For Greaves, a stalwart of British teams for over 15 years, the disappointment was evident:
“I’m very heartbroken; it wasn’t the performance I know I am capable of so it is really tough for me. I don’t know why because I felt in great shape and was warming up nicely with a 59m throw, but that’s elite sport sometimes. It is just heart breaking when you know you are better than that performance.
“I know I have been around for a long time, and I have had some great success. I’ve got a family now but I have got to go away and think about this performance because you can’t get emotionally wrapped up in it. I don’t want to bow out on that performance and this feeling.
“I wanted to go out there and lead by example. Hollie [Arnold] did amazingly last night and after all those performances I was so pumped. I think that makes it more gut-wrenching! But the team are doing fantastically well and I am so proud of them all.”
There was a fifth place finish in the F33 shout put for Loughborough based Kieran Tscherniawksy, and he was more than happy with his 9.28m effort.

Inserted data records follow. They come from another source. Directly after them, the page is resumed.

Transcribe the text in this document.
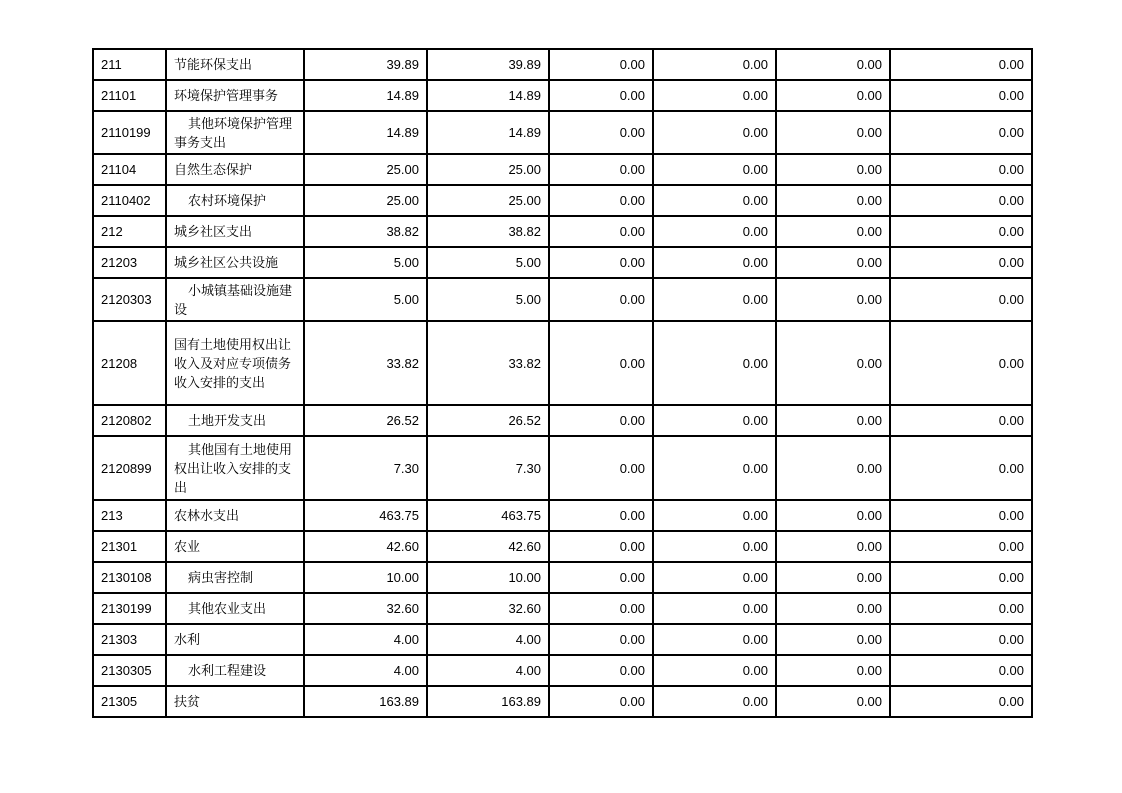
211	节能环保支出	39.89	39.89	0.00	0.00	0.00	0.00
21101	环境保护管理事务	14.89	14.89	0.00	0.00	0.00	0.00
2110199	其他环境保护管理事务支出	14.89	14.89	0.00	0.00	0.00	0.00
21104	自然生态保护	25.00	25.00	0.00	0.00	0.00	0.00
2110402	农村环境保护	25.00	25.00	0.00	0.00	0.00	0.00
212	城乡社区支出	38.82	38.82	0.00	0.00	0.00	0.00
21203	城乡社区公共设施	5.00	5.00	0.00	0.00	0.00	0.00
2120303	小城镇基础设施建设	5.00	5.00	0.00	0.00	0.00	0.00
21208	国有土地使用权出让收入及对应专项债务收入安排的支出	33.82	33.82	0.00	0.00	0.00	0.00
2120802	土地开发支出	26.52	26.52	0.00	0.00	0.00	0.00
2120899	其他国有土地使用权出让收入安排的支出	7.30	7.30	0.00	0.00	0.00	0.00
213	农林水支出	463.75	463.75	0.00	0.00	0.00	0.00
21301	农业	42.60	42.60	0.00	0.00	0.00	0.00
2130108	病虫害控制	10.00	10.00	0.00	0.00	0.00	0.00
2130199	其他农业支出	32.60	32.60	0.00	0.00	0.00	0.00
21303	水利	4.00	4.00	0.00	0.00	0.00	0.00
2130305	水利工程建设	4.00	4.00	0.00	0.00	0.00	0.00
21305	扶贫	163.89	163.89	0.00	0.00	0.00	0.00
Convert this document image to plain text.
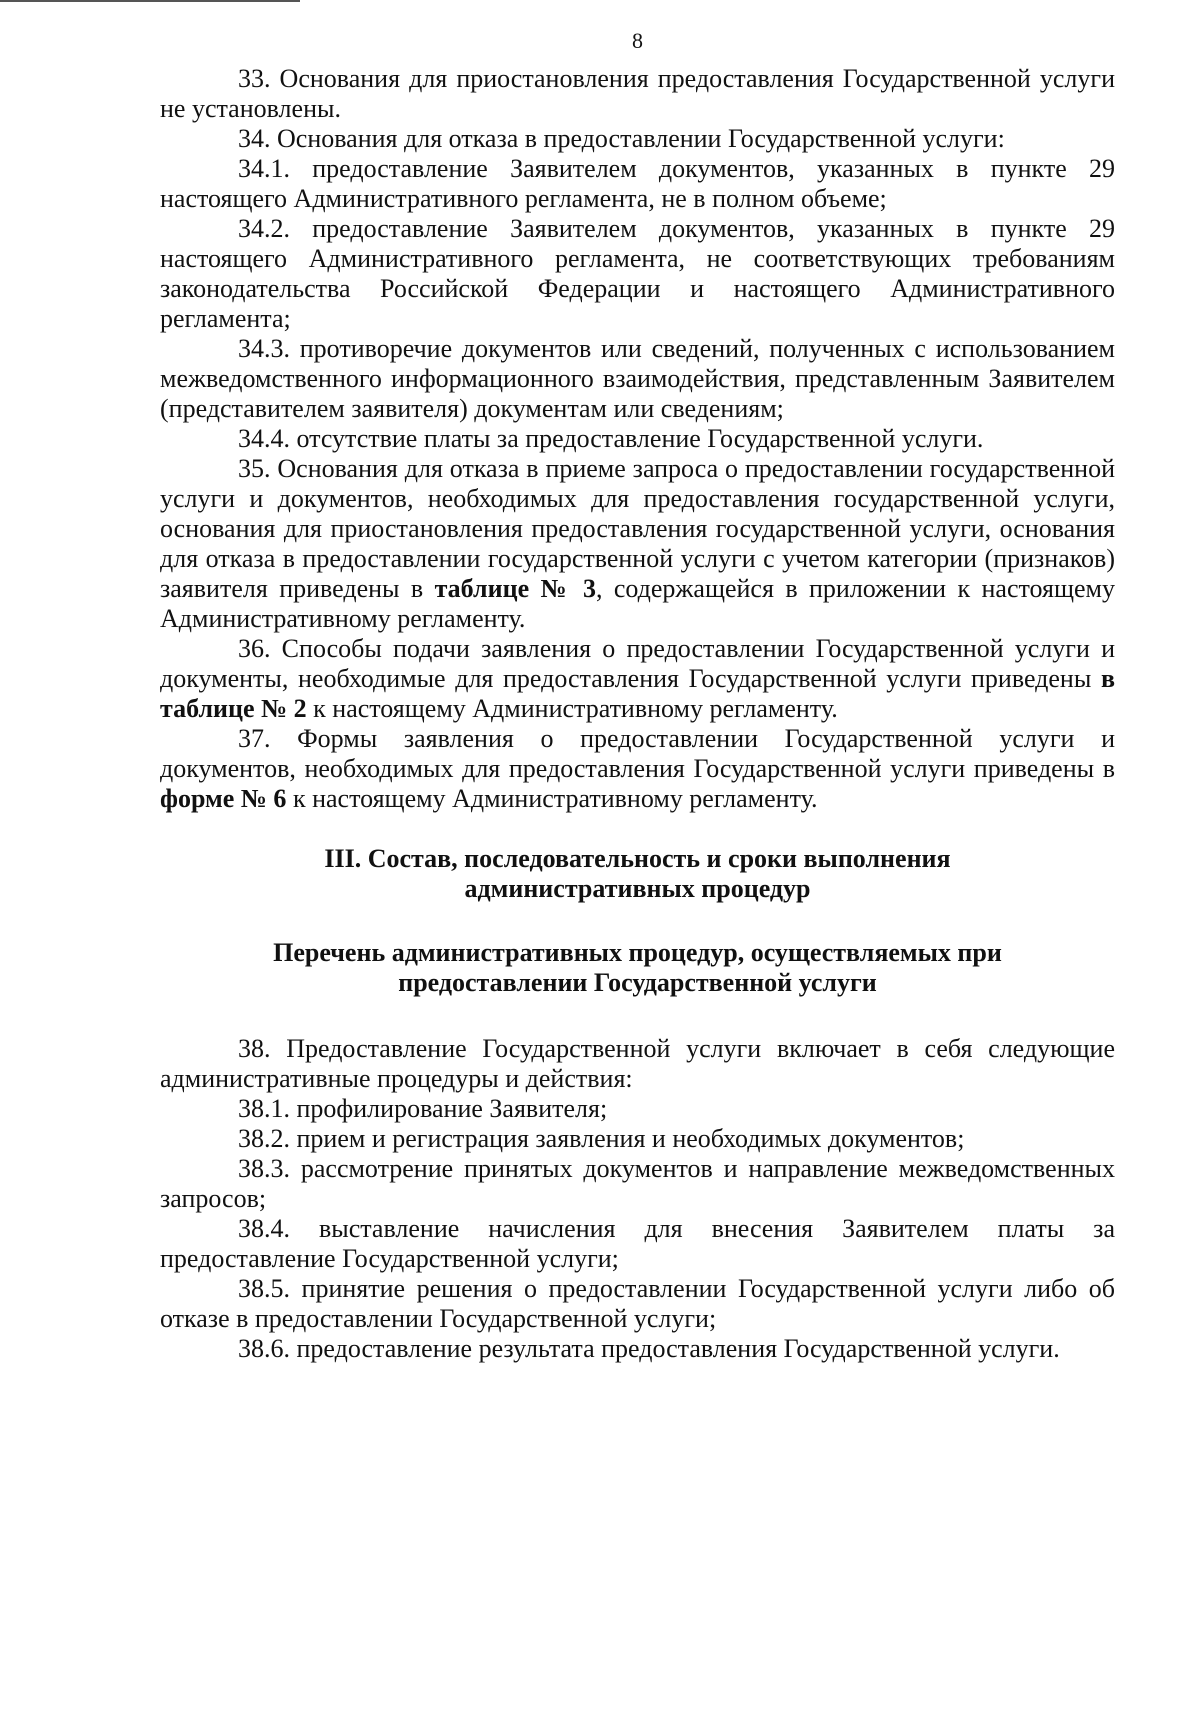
8

33. Основания для приостановления предоставления Государственной услуги не установлены.

34. Основания для отказа в предоставлении Государственной услуги:

34.1. предоставление Заявителем документов, указанных в пункте 29 настоящего Административного регламента, не в полном объеме;

34.2. предоставление Заявителем документов, указанных в пункте 29 настоящего Административного регламента, не соответствующих требованиям законодательства Российской Федерации и настоящего Административного регламента;

34.3. противоречие документов или сведений, полученных с использованием межведомственного информационного взаимодействия, представленным Заявителем (представителем заявителя) документам или сведениям;

34.4. отсутствие платы за предоставление Государственной услуги.

35. Основания для отказа в приеме запроса о предоставлении государственной услуги и документов, необходимых для предоставления государственной услуги, основания для приостановления предоставления государственной услуги, основания для отказа в предоставлении государственной услуги с учетом категории (признаков) заявителя приведены в таблице № 3, содержащейся в приложении к настоящему Административному регламенту.

36. Способы подачи заявления о предоставлении Государственной услуги и документы, необходимые для предоставления Государственной услуги приведены в таблице № 2 к настоящему Административному регламенту.

37. Формы заявления о предоставлении Государственной услуги и документов, необходимых для предоставления Государственной услуги приведены в форме № 6 к настоящему Административному регламенту.

III. Состав, последовательность и сроки выполнения
административных процедур
Перечень административных процедур, осуществляемых при
предоставлении Государственной услуги

38. Предоставление Государственной услуги включает в себя следующие административные процедуры и действия:

38.1. профилирование Заявителя;

38.2. прием и регистрация заявления и необходимых документов;

38.3. рассмотрение принятых документов и направление межведомственных запросов;

38.4. выставление начисления для внесения Заявителем платы за предоставление Государственной услуги;

38.5. принятие решения о предоставлении Государственной услуги либо об отказе в предоставлении Государственной услуги;

38.6. предоставление результата предоставления Государственной услуги.
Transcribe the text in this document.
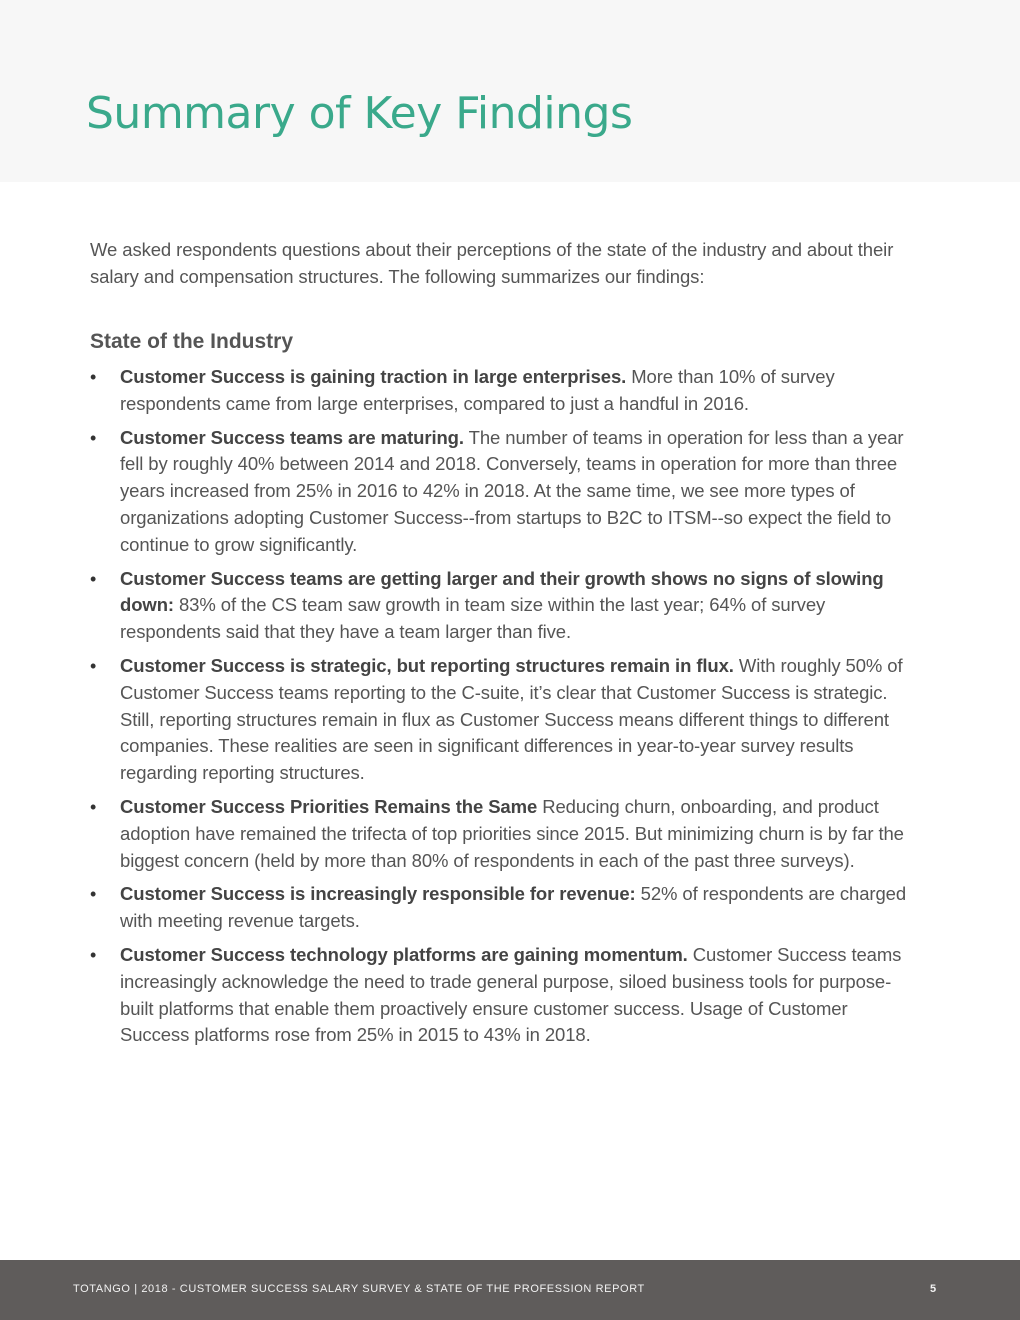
Summary of Key Findings

We asked respondents questions about their perceptions of the state of the industry and about their salary and compensation structures. The following summarizes our findings:

State of the Industry
• Customer Success is gaining traction in large enterprises. More than 10% of survey respondents came from large enterprises, compared to just a handful in 2016.
• Customer Success teams are maturing. The number of teams in operation for less than a year fell by roughly 40% between 2014 and 2018. Conversely, teams in operation for more than three years increased from 25% in 2016 to 42% in 2018. At the same time, we see more types of organizations adopting Customer Success--from startups to B2C to ITSM--so expect the field to continue to grow significantly.
• Customer Success teams are getting larger and their growth shows no signs of slowing down: 83% of the CS team saw growth in team size within the last year; 64% of survey respondents said that they have a team larger than five.
• Customer Success is strategic, but reporting structures remain in flux. With roughly 50% of Customer Success teams reporting to the C-suite, it’s clear that Customer Success is strategic. Still, reporting structures remain in flux as Customer Success means different things to different companies. These realities are seen in significant differences in year-to-year survey results regarding reporting structures.
• Customer Success Priorities Remains the Same Reducing churn, onboarding, and product adoption have remained the trifecta of top priorities since 2015. But minimizing churn is by far the biggest concern (held by more than 80% of respondents in each of the past three surveys).
• Customer Success is increasingly responsible for revenue: 52% of respondents are charged with meeting revenue targets.
• Customer Success technology platforms are gaining momentum. Customer Success teams increasingly acknowledge the need to trade general purpose, siloed business tools for purpose-built platforms that enable them proactively ensure customer success. Usage of Customer Success platforms rose from 25% in 2015 to 43% in 2018.
TOTANGO | 2018 - CUSTOMER SUCCESS SALARY SURVEY & STATE OF THE PROFESSION REPORT	5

“I am really pleased with my performance and the distance is a big improvement from Rio. The placing is the same but I am happy to be throwing well at a World Championships. I was consistent and that is all I can ask for; I did my best.
“The atmosphere was a bit surreal. We had quite a bit of time between throws so I was taking the noise from the crowd in; they were really great.”
Also in action in the throws was another alumnus Sam Ruddock, and he finished seventh in the F35 shot put with a best of 12.84m, just 9cm shy of his season’s best. Sixth in Rio last summer, Ruddock can be proud of his efforts.
“The atmosphere was just stunning. I was lucky enough to compete here in 2012 but I was doing the sprints then. The noise in my sixth round today in the shot put was something else. It is a moment I’ll never forget and I’ll cherish forever.
“I wish the competition had gone better for me. My training has been going superbly so I am disappointed with the end result – I would love to have thrown further.”